Many thousands of these mutations have already been identified in isolates of the virus with around 4000 spike mutations being found in different viruses from around the world. The UK and South African virus variants have changes in the spike gene consistent with the possibility that they are more infectious.
“But the standard measures to restrict transmission (hands, face, space) will prevent infection with this variant. Along with improved surveillance (testing, tracing and isolating) and expediating the roll out of the vaccine, these measures will prevent transmission of this variant and any others that will arise.
“The move to harsher levels of restriction across the country is inevitable. It is essential that we do everything possible to prevent the South African variant from spreading to the UK population. Quarantine measures and restricting travel from and to South Africa are imperative.”
Dr Simon Clarke, Associate Professor in Cellular Microbiology at the University of Reading, said:
“The variant found in South Africa which is now also seen in the UK, is another mutated version of the coronavirus which is causing significant problems.
“The South African variant has a number additional mutations including changes to some of the virus’ spike protein which are concerning. They cause more extensive alteration of the spike protein than the changes in the Kent variant and may make the virus less susceptible to the immune response triggered by the vaccines.
“While it is more infectious, it currently remains unclear whether it causes a more severe form of the disease. Moreover, the South African variant is a more difficult virus to track as it lacks some mutations in the spike found in the Kent virus which make it easily detectable by the PCR test used by the NHS.”

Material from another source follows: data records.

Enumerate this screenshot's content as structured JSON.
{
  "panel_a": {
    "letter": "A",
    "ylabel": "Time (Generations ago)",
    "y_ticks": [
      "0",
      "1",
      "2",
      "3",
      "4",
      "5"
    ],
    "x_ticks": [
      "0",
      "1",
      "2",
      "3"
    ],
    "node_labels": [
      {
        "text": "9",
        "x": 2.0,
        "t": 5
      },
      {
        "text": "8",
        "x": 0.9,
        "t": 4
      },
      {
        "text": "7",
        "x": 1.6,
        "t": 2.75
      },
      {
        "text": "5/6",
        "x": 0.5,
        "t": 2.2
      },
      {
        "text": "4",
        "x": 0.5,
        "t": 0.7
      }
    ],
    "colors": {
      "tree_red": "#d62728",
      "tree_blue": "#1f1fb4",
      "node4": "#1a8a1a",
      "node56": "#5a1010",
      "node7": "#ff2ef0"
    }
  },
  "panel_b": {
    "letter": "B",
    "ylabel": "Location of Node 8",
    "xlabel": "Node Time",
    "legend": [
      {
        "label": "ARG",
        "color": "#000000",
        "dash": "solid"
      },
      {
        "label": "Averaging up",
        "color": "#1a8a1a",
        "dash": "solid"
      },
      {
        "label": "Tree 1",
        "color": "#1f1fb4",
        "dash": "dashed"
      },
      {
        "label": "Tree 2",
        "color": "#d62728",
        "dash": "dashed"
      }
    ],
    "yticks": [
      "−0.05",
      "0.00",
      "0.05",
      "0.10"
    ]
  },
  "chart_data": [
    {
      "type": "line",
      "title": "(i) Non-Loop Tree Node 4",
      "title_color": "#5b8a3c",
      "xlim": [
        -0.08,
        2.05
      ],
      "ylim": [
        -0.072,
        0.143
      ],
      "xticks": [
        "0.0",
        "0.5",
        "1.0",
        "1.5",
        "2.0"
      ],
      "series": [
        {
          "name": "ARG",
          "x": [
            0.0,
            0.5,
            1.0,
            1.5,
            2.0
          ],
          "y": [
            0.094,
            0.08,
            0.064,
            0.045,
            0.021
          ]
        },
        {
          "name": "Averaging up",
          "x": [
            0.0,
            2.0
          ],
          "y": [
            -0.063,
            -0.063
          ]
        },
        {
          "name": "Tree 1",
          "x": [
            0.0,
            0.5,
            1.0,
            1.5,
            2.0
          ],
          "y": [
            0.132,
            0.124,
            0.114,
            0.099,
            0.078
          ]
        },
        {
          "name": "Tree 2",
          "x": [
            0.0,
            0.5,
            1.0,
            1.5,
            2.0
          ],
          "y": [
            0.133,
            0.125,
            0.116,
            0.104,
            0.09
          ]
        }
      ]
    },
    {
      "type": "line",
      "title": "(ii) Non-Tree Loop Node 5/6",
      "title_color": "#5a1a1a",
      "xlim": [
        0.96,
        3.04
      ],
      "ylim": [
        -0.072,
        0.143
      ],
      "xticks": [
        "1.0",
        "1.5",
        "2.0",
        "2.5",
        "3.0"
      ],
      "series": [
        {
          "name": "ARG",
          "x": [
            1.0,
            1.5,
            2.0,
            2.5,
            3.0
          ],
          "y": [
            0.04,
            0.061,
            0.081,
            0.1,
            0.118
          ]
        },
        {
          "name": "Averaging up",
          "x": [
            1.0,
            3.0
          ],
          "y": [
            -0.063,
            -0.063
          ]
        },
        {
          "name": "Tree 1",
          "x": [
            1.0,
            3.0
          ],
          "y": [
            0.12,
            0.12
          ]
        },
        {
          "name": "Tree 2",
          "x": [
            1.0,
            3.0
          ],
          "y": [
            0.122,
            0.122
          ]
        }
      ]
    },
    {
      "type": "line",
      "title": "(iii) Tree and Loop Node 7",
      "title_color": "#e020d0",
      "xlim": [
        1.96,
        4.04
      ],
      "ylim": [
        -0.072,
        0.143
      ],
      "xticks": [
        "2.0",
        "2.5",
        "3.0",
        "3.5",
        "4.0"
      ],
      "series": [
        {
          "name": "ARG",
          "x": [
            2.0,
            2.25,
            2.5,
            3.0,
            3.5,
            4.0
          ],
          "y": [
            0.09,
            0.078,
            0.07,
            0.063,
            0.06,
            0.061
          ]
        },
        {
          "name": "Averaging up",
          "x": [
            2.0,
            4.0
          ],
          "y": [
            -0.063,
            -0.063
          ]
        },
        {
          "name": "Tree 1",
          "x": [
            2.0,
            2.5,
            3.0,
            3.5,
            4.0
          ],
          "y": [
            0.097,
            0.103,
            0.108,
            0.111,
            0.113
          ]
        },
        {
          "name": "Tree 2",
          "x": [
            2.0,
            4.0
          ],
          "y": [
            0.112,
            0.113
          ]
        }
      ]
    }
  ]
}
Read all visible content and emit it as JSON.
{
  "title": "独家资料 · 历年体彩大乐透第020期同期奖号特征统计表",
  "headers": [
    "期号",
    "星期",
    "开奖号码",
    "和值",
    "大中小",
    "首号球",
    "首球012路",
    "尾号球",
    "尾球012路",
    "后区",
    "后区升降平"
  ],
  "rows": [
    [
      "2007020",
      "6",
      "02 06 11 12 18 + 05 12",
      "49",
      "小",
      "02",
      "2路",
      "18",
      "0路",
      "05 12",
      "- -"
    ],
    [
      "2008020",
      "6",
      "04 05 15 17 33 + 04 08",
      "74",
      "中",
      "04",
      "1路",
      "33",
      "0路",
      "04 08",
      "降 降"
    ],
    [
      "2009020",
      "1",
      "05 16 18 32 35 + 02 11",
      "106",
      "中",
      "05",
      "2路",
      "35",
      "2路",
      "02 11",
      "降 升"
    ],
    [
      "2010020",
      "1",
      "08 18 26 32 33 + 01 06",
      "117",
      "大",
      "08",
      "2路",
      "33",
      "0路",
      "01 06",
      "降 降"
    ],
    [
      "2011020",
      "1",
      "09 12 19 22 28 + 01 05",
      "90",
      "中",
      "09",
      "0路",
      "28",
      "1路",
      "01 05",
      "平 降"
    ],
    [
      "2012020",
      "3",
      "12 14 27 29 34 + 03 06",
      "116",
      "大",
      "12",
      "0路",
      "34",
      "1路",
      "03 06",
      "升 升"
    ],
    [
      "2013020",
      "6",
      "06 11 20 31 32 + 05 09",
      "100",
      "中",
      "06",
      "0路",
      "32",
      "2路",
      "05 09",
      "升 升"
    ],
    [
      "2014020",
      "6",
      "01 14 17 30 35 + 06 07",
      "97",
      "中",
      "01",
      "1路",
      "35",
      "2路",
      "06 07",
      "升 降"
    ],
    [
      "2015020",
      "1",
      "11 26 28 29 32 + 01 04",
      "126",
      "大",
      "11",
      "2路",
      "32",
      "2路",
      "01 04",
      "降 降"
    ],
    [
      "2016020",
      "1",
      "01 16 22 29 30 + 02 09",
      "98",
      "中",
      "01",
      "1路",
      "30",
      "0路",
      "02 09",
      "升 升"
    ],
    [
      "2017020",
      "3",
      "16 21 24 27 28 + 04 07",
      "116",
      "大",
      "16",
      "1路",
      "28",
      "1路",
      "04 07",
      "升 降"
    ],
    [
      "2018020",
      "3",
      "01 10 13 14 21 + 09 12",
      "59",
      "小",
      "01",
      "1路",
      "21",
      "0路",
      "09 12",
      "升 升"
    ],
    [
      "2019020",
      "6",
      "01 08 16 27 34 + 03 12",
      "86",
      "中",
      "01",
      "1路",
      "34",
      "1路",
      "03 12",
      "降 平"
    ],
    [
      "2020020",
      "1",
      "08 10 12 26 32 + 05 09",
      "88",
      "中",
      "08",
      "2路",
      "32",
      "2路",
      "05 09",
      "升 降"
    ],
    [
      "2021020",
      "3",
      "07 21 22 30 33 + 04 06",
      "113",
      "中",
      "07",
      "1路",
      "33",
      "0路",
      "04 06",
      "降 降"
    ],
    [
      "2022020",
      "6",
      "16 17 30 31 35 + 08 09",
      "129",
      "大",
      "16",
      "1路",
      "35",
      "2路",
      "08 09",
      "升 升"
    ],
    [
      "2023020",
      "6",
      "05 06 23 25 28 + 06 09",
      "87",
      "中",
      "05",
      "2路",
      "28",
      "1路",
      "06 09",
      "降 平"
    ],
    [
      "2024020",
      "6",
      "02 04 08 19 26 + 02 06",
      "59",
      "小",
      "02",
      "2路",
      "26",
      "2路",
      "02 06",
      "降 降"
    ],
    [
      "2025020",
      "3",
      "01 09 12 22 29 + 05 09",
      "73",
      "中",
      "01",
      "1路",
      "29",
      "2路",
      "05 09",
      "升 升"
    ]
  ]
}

Prof James Naismith, Director of the Rosalind Franklin Institute, and University of Oxford, said:
“Viruses mutate and new strains will emerge. The so-called South African strain has a number of changes, and scientists are working flat out to understand their significance. Some of the changes are quite significant and thus scientists are paying a lot of attention. We do not yet know enough to say more than this.
“For the general public, I would say think about our human nature. Many of us like a good scare and horror stories are part and parcel of human culture, which means such things get a lot of coverage. However a drumbeat of nightmare scenarios about this new variant does nothing but create anxiety because too little is known and there is nothing we can do about it at the moment. Prolonged anxiety is far from enjoyable and leads to mental illness. I would say there are many much more positive things we can do.
“We can support scientists to work on the new variants and keep other research efforts to treat the disease going (don’t stop funding covid19 science just yet). We can all help if we redouble our efforts to wash our hands, wear a mask and socially distance.
The faster and further the vaccine is rolled out, the quicker the end to this nightmare. We can all help each other through kindness and understanding, many are grieving, others are financially very stretched and other are very lonely. We can help by not amplifying or spreading doomsday scenarios or spreading magical thinking or nonsense information.
“And we need to have a proper informed debate: further social restrictions are required if we wish to avoid overloading the NHS before the vaccines stop spread. Those who advocate reducing social restrictions really should make clear the costs in lives of their policy. In our democracy we elect politicians, not scientists, to take decisions. We expect politicians to make decisions based on facts, not fantasy.”